When Pi is sixteen years old, political turmoil in India causes his parents’ decide to emigrate to Canada. They sell many of the zoo animals and take the rest with them on a Japanese cargo ship heading for Canada. The intent is to deliver these animals to North American zoos. Shortly after the ship leaves India, Pi hears an explosion and learns the ship is sinking. Crew members throw him aboard a lifeboat and Pi finds himself floating on the Pacific. In the boat with him: a zebra with a broken leg, an orangutan, a blood-thirsty hyena, and a four hundred and fifty pound Bengal tiger. Keeping himself alive amongst this dangerous menagerie becomes Pi’s main focus. He uses his experience and knowledge of zoology to keep the animals from focusing on him as a threat - or as a source of food. Soon, due to the tiger’s huge appetite, only he and Pi are left on the boat.
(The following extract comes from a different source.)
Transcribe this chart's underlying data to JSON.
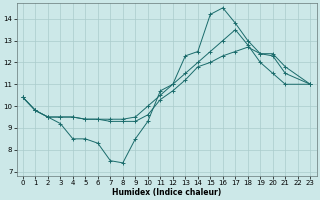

Even though Pi lives each day in fear, he refuses to surrender to his fate and manages to coexist with the tiger for two hundred and twenty seven days. He accomplishes this by establishing himself as the tiger’s provider of fish and fresh water. Pi is so busy providing for the tiger, he does not have much time left to think about his own difficulties. Thus, he and the tiger become co-dependents in the game of survival.
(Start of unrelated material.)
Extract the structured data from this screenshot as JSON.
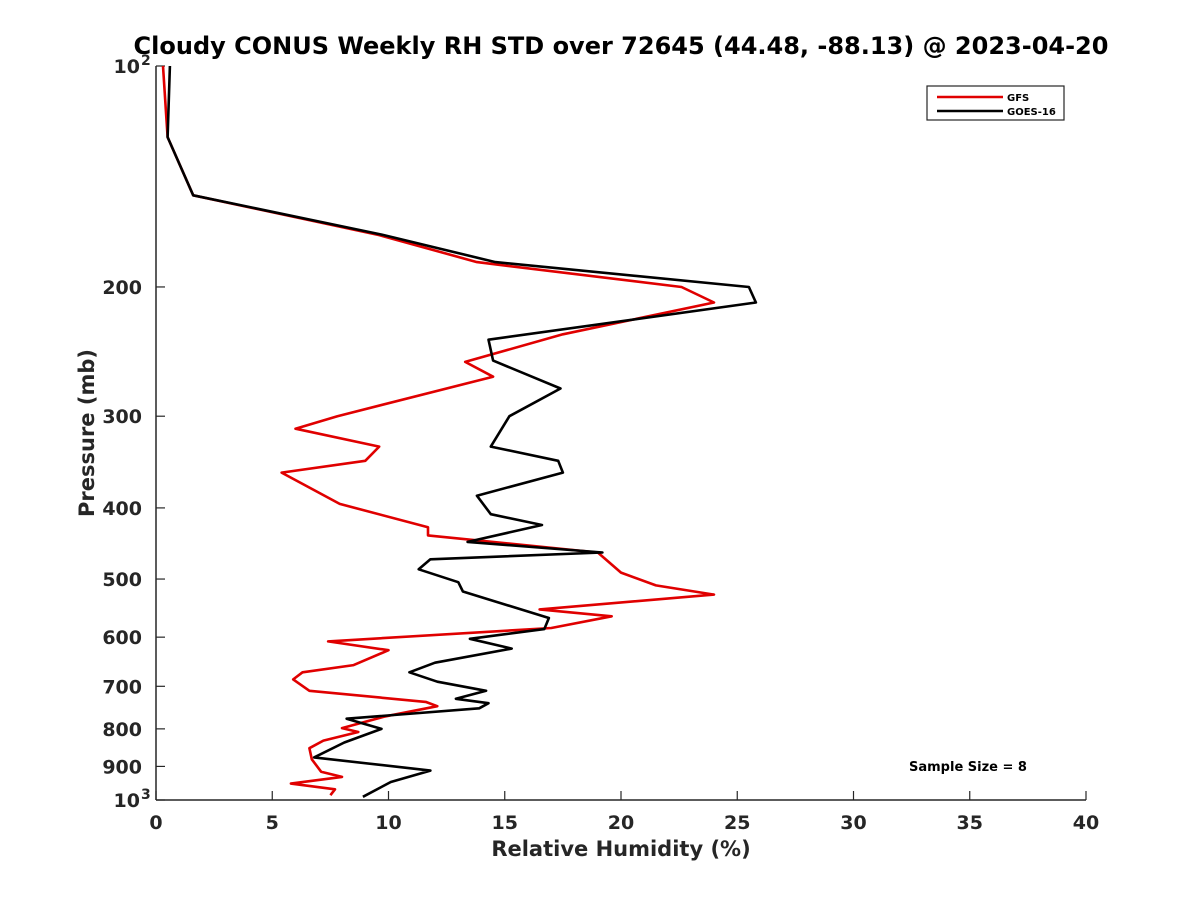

As the months pass and his body weakens, Pi continues to pray to his many gods for rescue. When his lifeboat washes up on the shores of Mexico, the tiger jumps out and disappears, never to be seen again. Pi is interviewed by officials from the Japanese government, who want to know what happened to their ship. When they hear his tale, they are skeptical—so Pi provides them with another more gruesome version of his journey. The reader’s task is to decide which version is the true one. Has Pi merely created the tale told in his diary as a way of coping with a crueler reality or has he truly experienced the miracles born of faith?